Today’s Daily Lesson comes from Job chapter 32 verses 1 through 6a and 19 through 21:
So these three men ceased to answer Job, because he was righteous in his own eyes. 2Then Elihu son of Barachel the Buzite, of the family of Ram, became angry. He was angry at Job because he justified himself rather than God;3he was angry also at Job’s three friends because they had found no answer, though they had declared Job to be in the wrong. 4Now Elihu had waited to speak to Job, because they were older than he. 5But when Elihu saw that there was no answer in the mouths of these three men, he became angry.
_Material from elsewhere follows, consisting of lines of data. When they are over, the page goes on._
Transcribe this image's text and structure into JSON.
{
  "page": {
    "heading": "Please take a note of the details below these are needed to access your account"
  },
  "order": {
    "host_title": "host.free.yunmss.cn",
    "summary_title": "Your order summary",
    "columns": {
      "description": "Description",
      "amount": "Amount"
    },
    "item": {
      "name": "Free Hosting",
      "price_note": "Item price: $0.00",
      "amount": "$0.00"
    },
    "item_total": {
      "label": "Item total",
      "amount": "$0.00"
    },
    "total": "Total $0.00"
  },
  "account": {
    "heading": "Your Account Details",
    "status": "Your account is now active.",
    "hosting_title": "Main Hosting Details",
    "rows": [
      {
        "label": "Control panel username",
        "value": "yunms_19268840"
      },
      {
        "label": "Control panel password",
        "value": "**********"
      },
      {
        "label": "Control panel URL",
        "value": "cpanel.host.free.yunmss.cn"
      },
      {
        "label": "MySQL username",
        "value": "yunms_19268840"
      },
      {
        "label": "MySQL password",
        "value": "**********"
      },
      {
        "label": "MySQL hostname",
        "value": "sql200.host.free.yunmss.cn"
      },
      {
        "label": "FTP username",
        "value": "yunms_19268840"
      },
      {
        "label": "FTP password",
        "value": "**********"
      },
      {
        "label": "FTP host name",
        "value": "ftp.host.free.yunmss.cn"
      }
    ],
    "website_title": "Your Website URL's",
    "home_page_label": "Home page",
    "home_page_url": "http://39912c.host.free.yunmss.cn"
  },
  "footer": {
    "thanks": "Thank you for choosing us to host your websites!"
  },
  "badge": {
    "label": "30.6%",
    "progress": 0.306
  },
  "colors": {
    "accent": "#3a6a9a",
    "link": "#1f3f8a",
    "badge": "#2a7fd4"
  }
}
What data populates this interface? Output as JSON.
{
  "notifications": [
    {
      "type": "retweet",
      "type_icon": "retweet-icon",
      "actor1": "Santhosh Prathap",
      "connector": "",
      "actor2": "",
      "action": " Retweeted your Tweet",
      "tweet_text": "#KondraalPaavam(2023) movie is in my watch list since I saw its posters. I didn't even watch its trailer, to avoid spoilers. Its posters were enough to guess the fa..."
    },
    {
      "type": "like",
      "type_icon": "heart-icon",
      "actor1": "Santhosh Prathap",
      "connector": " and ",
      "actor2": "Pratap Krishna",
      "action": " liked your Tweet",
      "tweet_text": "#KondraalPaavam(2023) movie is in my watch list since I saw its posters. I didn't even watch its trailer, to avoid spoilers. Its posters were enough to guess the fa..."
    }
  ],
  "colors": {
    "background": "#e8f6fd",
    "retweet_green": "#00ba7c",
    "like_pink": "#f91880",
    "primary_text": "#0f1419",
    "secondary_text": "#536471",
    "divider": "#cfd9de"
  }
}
6 Elihu son of Barachel the Buzite answered:
19 My heart is indeed like wine that has no vent;
like new wineskins, it is ready to burst.
20 I must speak, so that I may find relief;
I must open my lips and answer.
21 I will not show partiality to any person
or use flattery towards anyone.”
Elihu reminds me of myself at a younger age. Clearly he is bright and articulate and also brave. He is also zealous to a fault.
Elihu thinks his job is to give a defense of God. In the face of question and doubt and even open aspersion, Elihu decides he must speak up for God. And he does it in anger.
I don’t know that there’s one thing that Elihu says that I disagree with. Not one thing.
But there is something about the way he says what he says that deeply troubles me. It’s the weight of his phrases, the condemnation in what is implied. The young man doth protest too much. Maybe he’s not so sure, after all? Maybe this man who steps in to vindicate God from sin, hasn’t come to terms with his own sin. Maybe, as Jesus said, “He who is forgiven little loves little.”
There is an old prayer: “God, save me from your followers.”
May God save us when as followers our theology outpaces our humanity, our love of law and doctrine exceeds our love for each other, and our zealous defenses of the faith bring far more heat than they do light.